We can use the split method to split a string on specific characters, such as commas or any numeric values.

In [203]:
text = 'My neighbor, Mr. Rogers or Mr. Jones, has 5 dogs.'

In [204]:
print(re.split(', ', text)) 

['My neighbor', 'Mr. Rogers or Mr. Jones', 'has 5 dogs.']


In [205]:
print(re.split('[0-9]', text))

['My neighbor, Mr. Rogers or Mr. Jones, has ', ' dogs.']

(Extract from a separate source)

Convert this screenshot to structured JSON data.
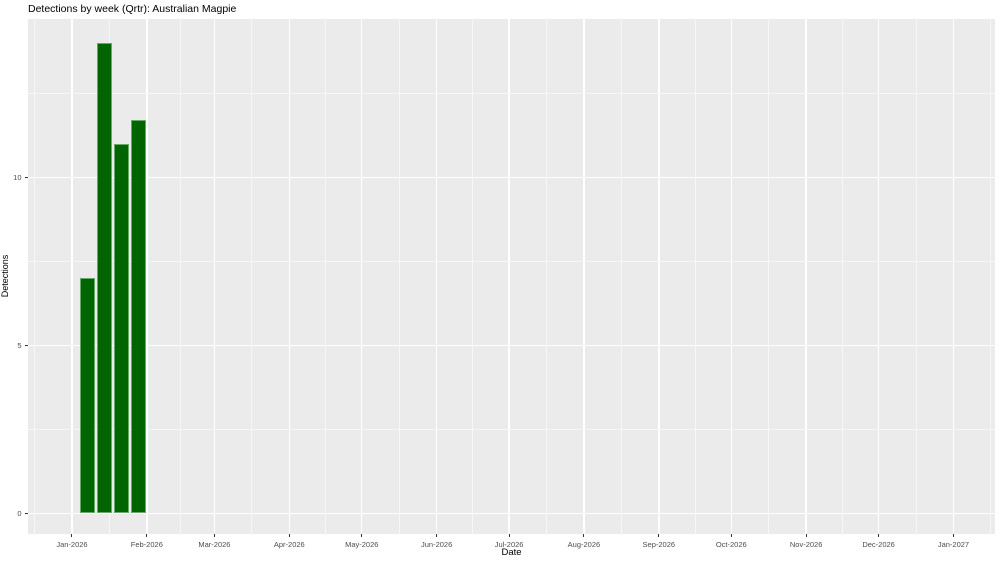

Let's also take a look at how we can use the sub method to substitute out how many dogs our neighbor has.

In [211]:
text = 'My neighbor, Mr. Rogers or Mr. Jones, has 5 dogs.'

In [212]:
print(re.sub('[0-9]', '100', text))

My neighbor, Mr. Rogers or Mr. Jones, has 100 dogs.


## Summary 

In this lesson, we learned how to manipulate strings with Python. We started by reviewing some of the Python string operations we had seen in previous lessons. Then we learned how to subset strings and split them based on designated characters. From there, we covered boolean methods and how to use them while operating on strings. We also looked at how to change cases of strings, how to strip white spaces, and how to replace substrings with other strings. Finally, we finished up the lesson learning about some of the most frequently used regular expressions and how to use them to match characters in strings.